Ever heard of renowned banjo and guitar player Danny Barker? If not, some of New Orleans’s finest musicians will set out to change that on May 29.

Spoleto Festival USA’s “A New Orleans Jazz Celebration” will pay tribute to the life and music of the man largely referred to as “Mr. Barker,” who played with Jelly Roll Morton, Cab Calloway, Charlie Parker and others in New York City before returning to his hometown of New Orleans in 1965. He then recruited young musicians (among them, brothers Wynton and Branford Marsalis) and formed the city’s renowned Fairview Baptist Church Brass Band, some of whose members will perform in the tribute.

“The band was one of the first young brass bands to perform in New Orleans back in the ‘70s,” said one such member, drummer and vocalist Shannon Powell. “There was all these great brass bands: the Olympia Brass Band, Tuxedo Brass Band. They were the grown men. And Mr. Barker had this Fairview band, and he was very proud because he had taught them a lot about the songs, and how to play, how to dress and how to be professional.”
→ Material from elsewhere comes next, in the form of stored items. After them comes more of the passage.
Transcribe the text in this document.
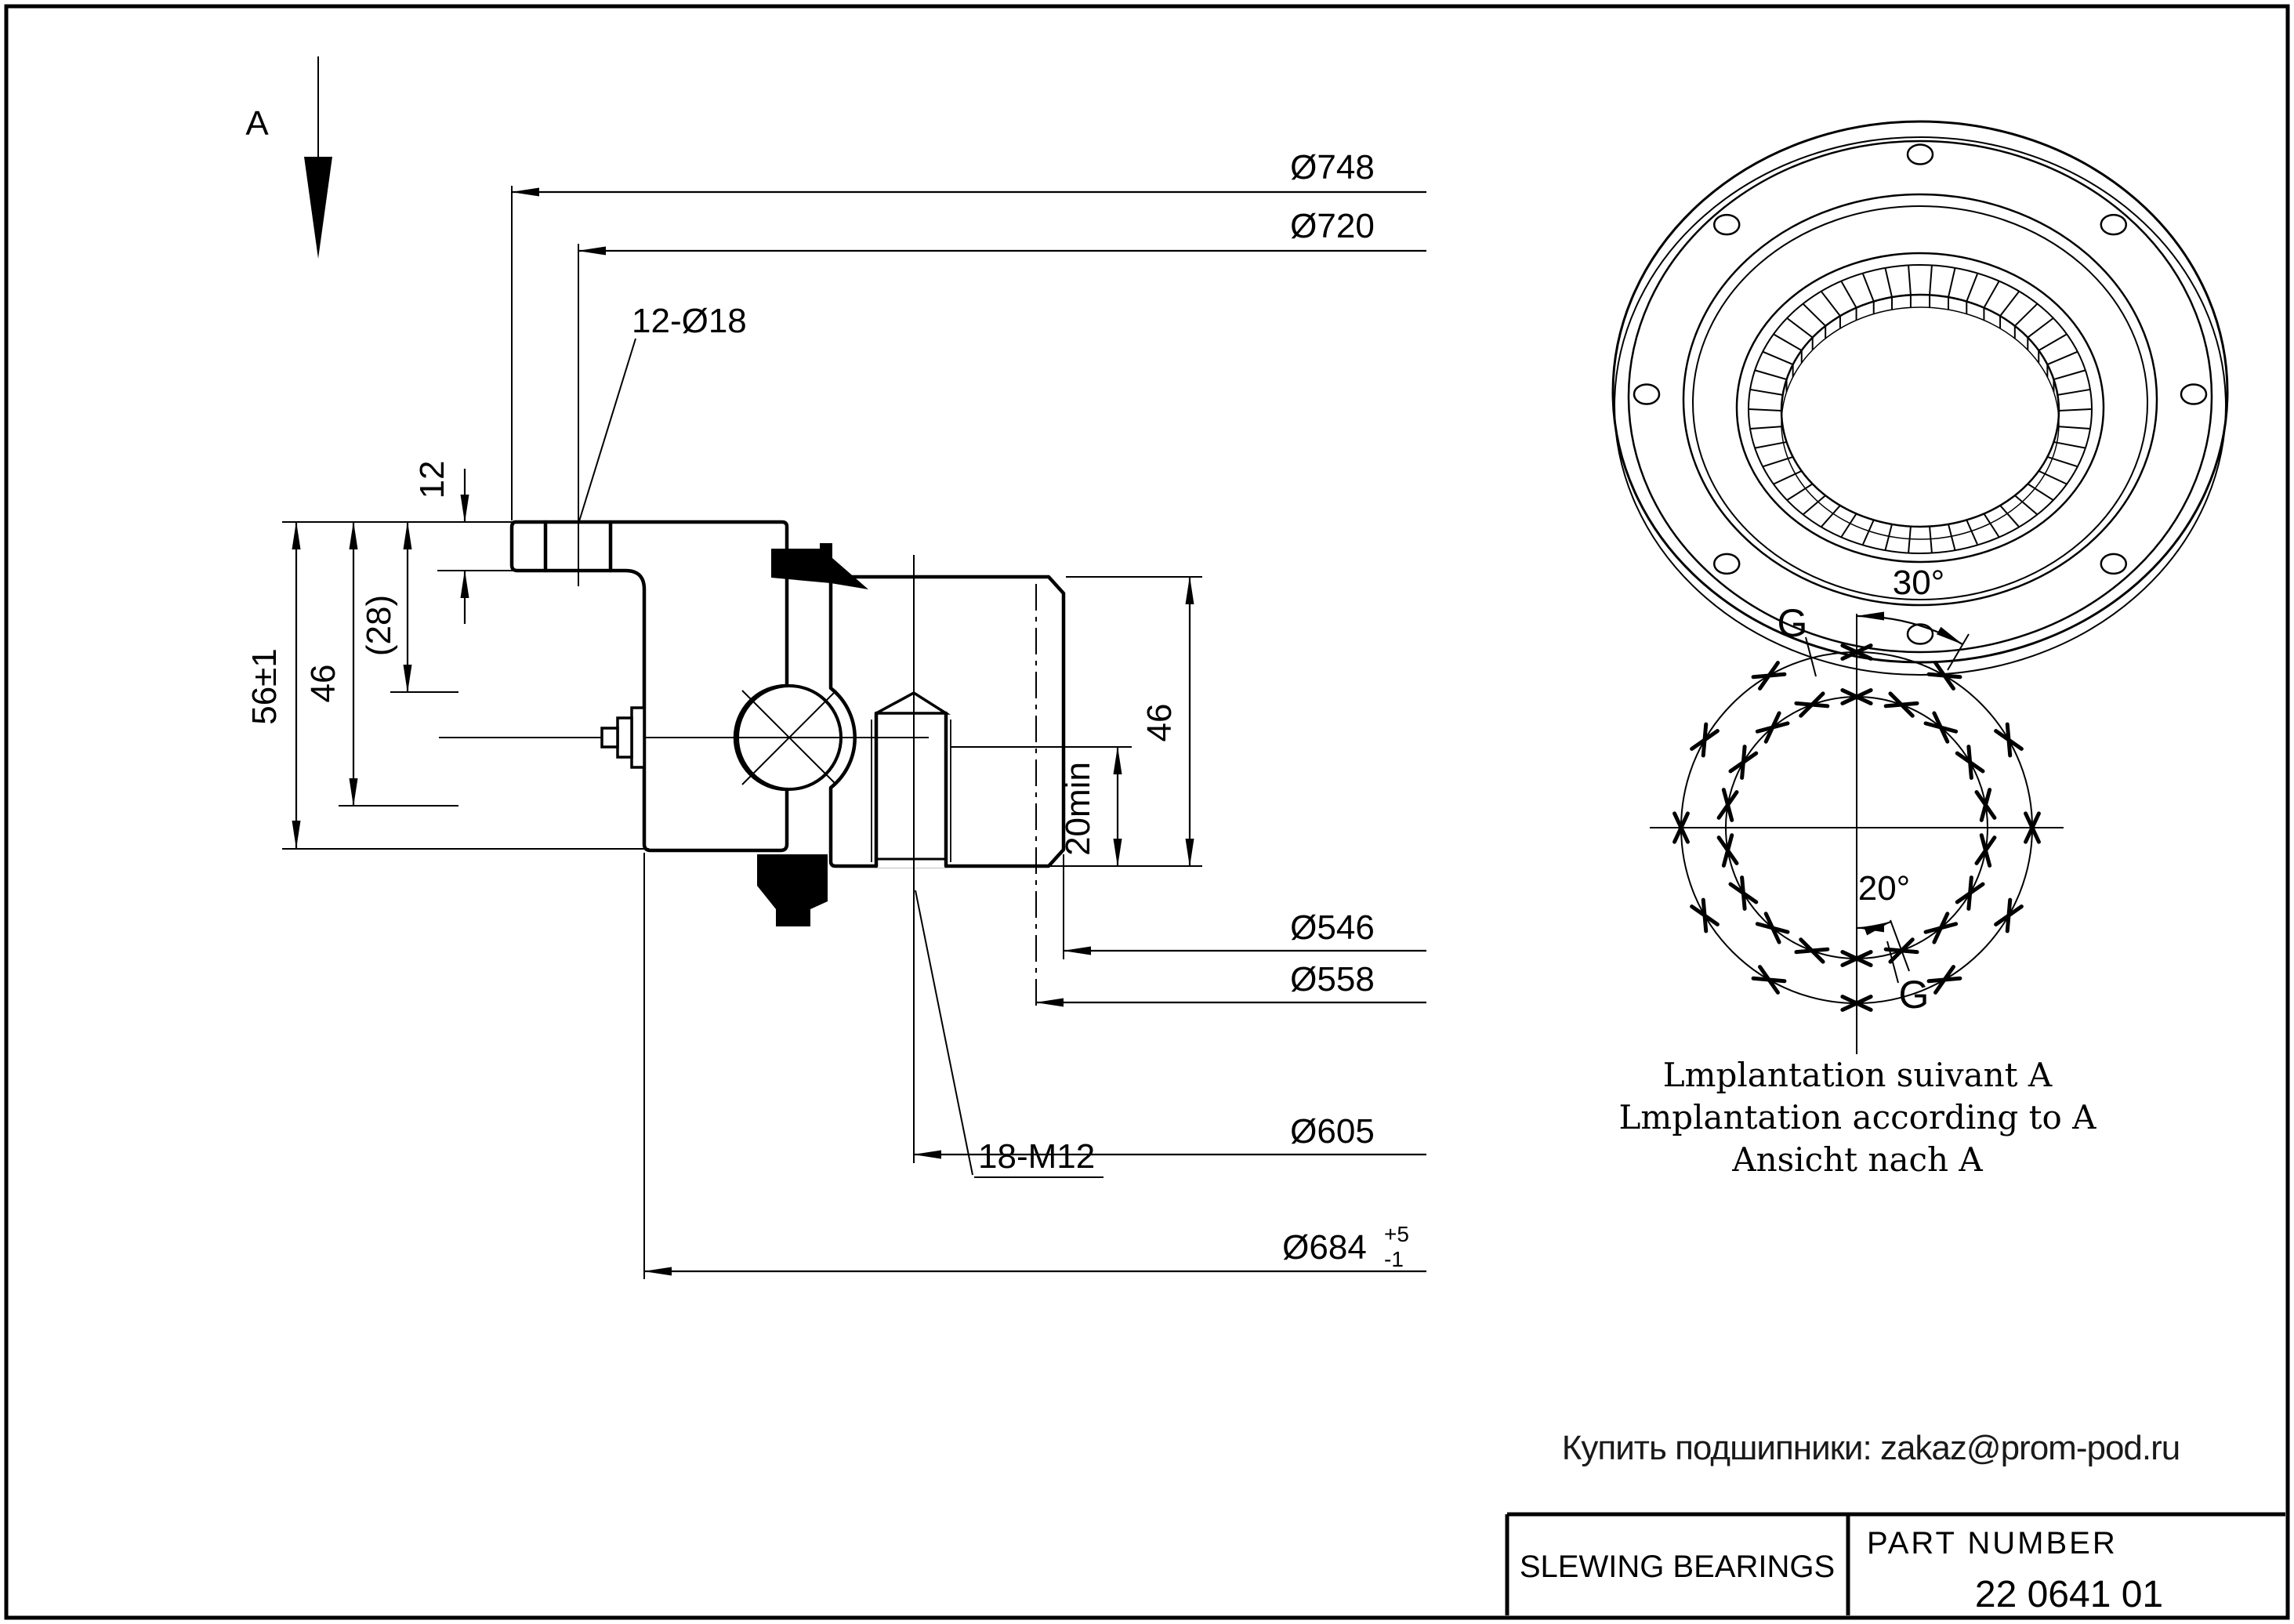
A
Ø748
Ø720
12-Ø18
12
56±1 46
(28)
20min
46
Ø546
Ø558
18-M12
Ø605
Ø684 +5
-1
30°
20°
G
G
Lmplantation suivant A
Lmplantation according to A
Ansicht nach A
Купить подшипники: zakaz@prom-pod.ru
SLEWING BEARINGS
PART NUMBER
22 0641 01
The tribute, which will be performed Friday night at the College of Charleston’s Cistern Yard, will feature music that the band played as well as songs that Barker performed and recorded with his wife, jazz and blues singer Blu Lu Barker. Also included in the eight-member ensemble is the Grammy Award-winning singer Catherine Russell and clarinetist Dr. Michael White, 

White, who is the evening’s musical director, describes these songs as a sort of primer for the sound of New Orleans jazz. “There is a certain general New Orleans approach to rhythm that’s very important and kind of sets the tone for how the music is going to sound,” White said. 

Powell said he met Barker when he was about 12 years old and playing Sunday gigs at a local club. The two began playing as a duo before Powell joined the Fairview Baptist Church Brass Band a few years later.
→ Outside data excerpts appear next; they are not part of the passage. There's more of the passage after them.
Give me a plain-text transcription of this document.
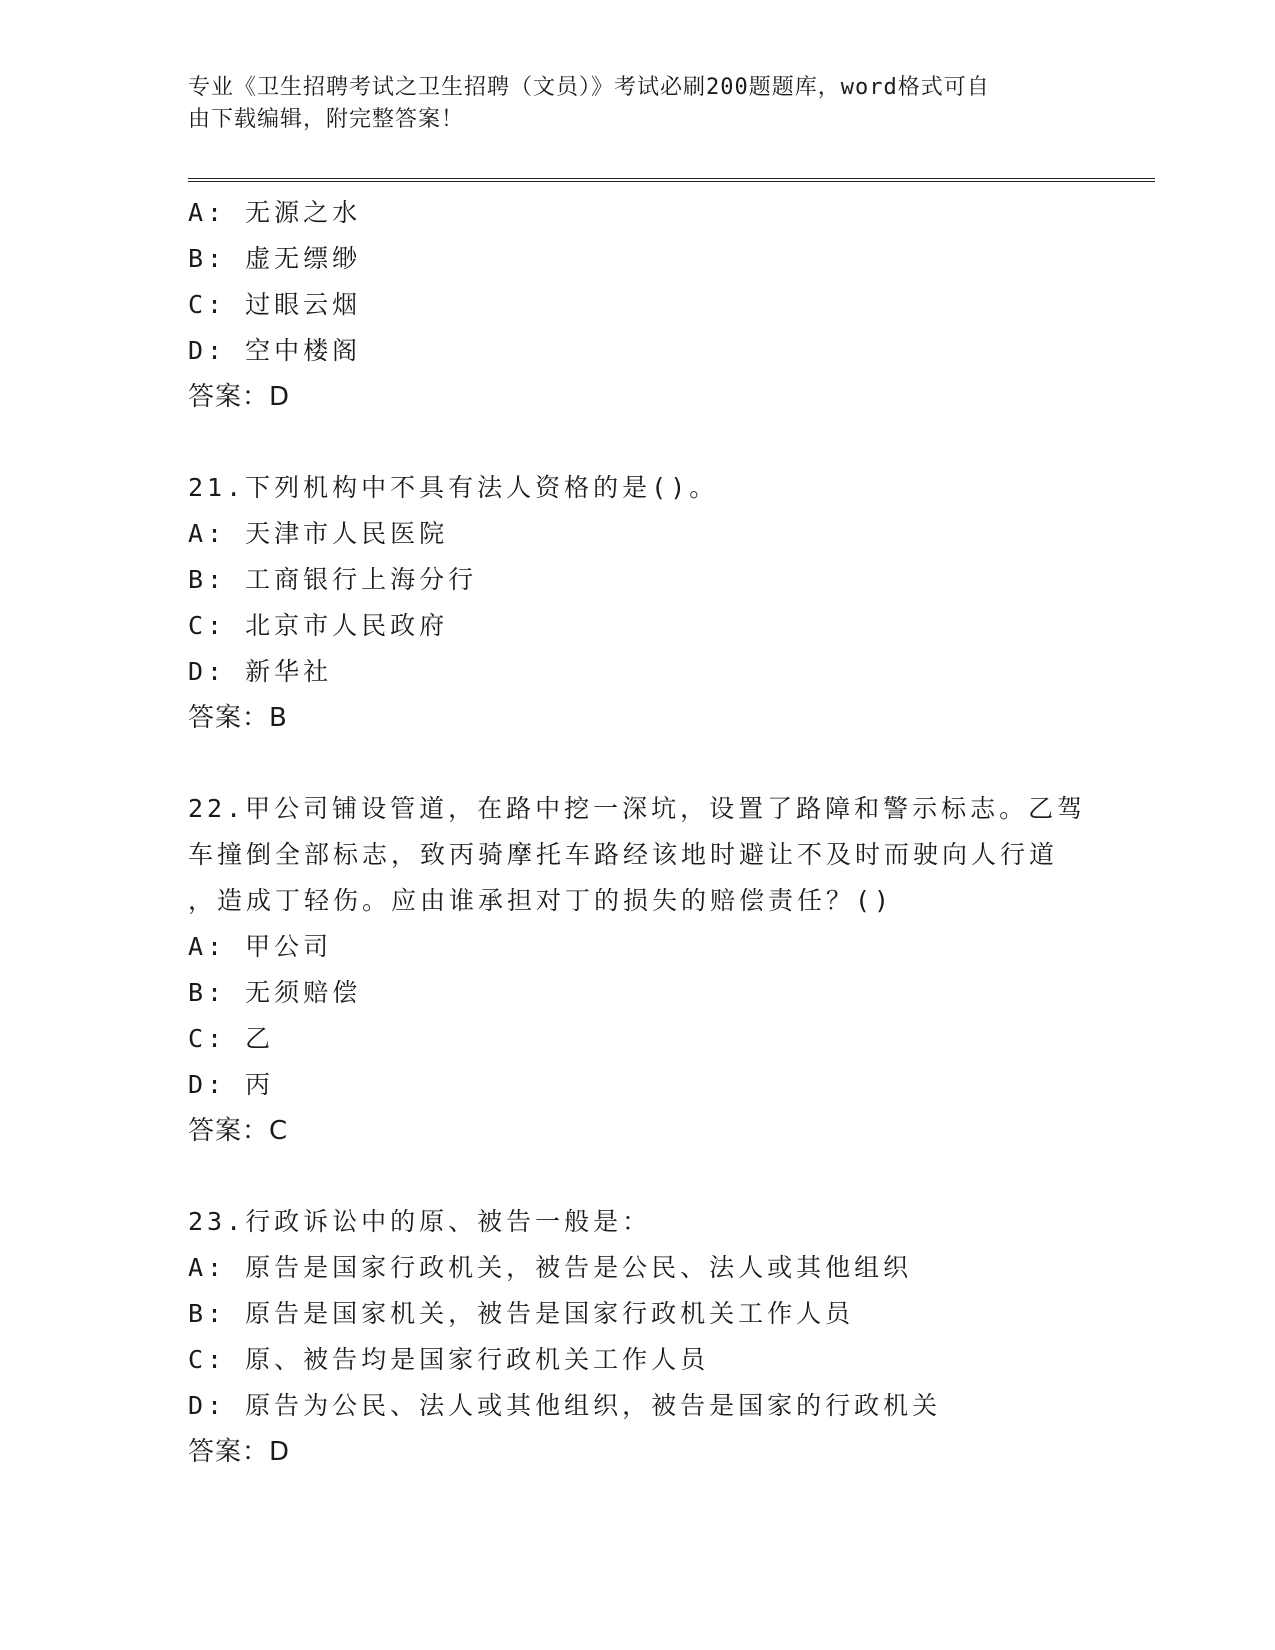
专业《卫生招聘考试之卫生招聘（文员）》考试必刷200题题库，word格式可自
由下载编辑，附完整答案！
A: 无源之水
B: 虚无缥缈
C: 过眼云烟
D: 空中楼阁
答案：D
21.下列机构中不具有法人资格的是()。
A: 天津市人民医院
B: 工商银行上海分行
C: 北京市人民政府
D: 新华社
答案：B
22.甲公司铺设管道，在路中挖一深坑，设置了路障和警示标志。乙驾
车撞倒全部标志，致丙骑摩托车路经该地时避让不及时而驶向人行道
，造成丁轻伤。应由谁承担对丁的损失的赔偿责任？()
A: 甲公司
B: 无须赔偿
C: 乙
D: 丙
答案：C
23.行政诉讼中的原、被告一般是：
A: 原告是国家行政机关，被告是公民、法人或其他组织
B: 原告是国家机关，被告是国家行政机关工作人员
C: 原、被告均是国家行政机关工作人员
D: 原告为公民、法人或其他组织，被告是国家的行政机关
答案：D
“Back then, I had started playing the drum set, so I wasn’t too keen on playing one drum,” Powell said. “In a brass band, you got a snare drum and a bass drum player. As I became older, I started playing the whole set of drums and focusing more on that.”

White, in turn, was part of what he calls the “second generation” of Fairview. The clarinetist first saw Barker perform when he was a senior at Xavier University of Louisiana in the mid-1970s. He then audited an African-American music class that Barker was teaching, and the two eventually began playing together.

“He had been on a recording video called ‘The Sound of Jazz,’ which was a CBS television show that showed jazz musicians playing,” White said. “It had all these legendary people. And he had done a blues solo with two clarinet players, and I used to like that since the blues was fairly easy. I had worked on that, and I wanted to play that with him, so we actually played it in the class.”

Like Powell, Don Vappie met Barker after being spotted during a gig. Vappie can also play the bass and guitar, and he remembers a time in the 1990s when Barker urged him to try playing the banjo during one of their concert breaks.

“At that time I was playing a little bit of banjo, but he just kept pushing me,” said Vappie, who will play banjo in the Spoleto tribute. “I look back at that moment as him inviting me to take the banjo and evolve. You know, bring it somewhere.”

Vappie said he was initially drawn to the instrument by its historical roots to the Caribbean and Africa. “I started working at a music store, and I saw banjos hanging on the wall,” he said. “It reminded me of some of the muted guitar lines that were played in other music, like in Earth, Wind and Fire. 

“My generation hated the banjo because it was like a symbol of Jim Crow for us,” Vappie continued. “But in doing some research and finding that the banjo actually evolved from the African instruments that came here with [enslaved people], I asked myself, ‘How can one group of people get another group of people to hate something that belongs to them?’ That was my thought process, so I started playing the banjo.”

With the tribute, which was also presented in 2019 at Jazz at Lincoln Center, the musicians hope to introduce a wider audience, especially younger generations, to traditional New Orleans jazz. 

“I would like young people to realize that jazz is a very important music that is fun,” White said. “It’s enjoyable. It’s an expression of individuality, personality. It’s an expression of your deepest emotions and passions and feelings, and letting them out and being who you are – but using that to come together with others to create a higher power. The New Orleans style is danceable music, and it’s fun. So when the people are dancing, we hope that they feel like that.”

Cydney Lee is a graduate student in the Goldring Arts Journalism and Communications Program at Syracuse University.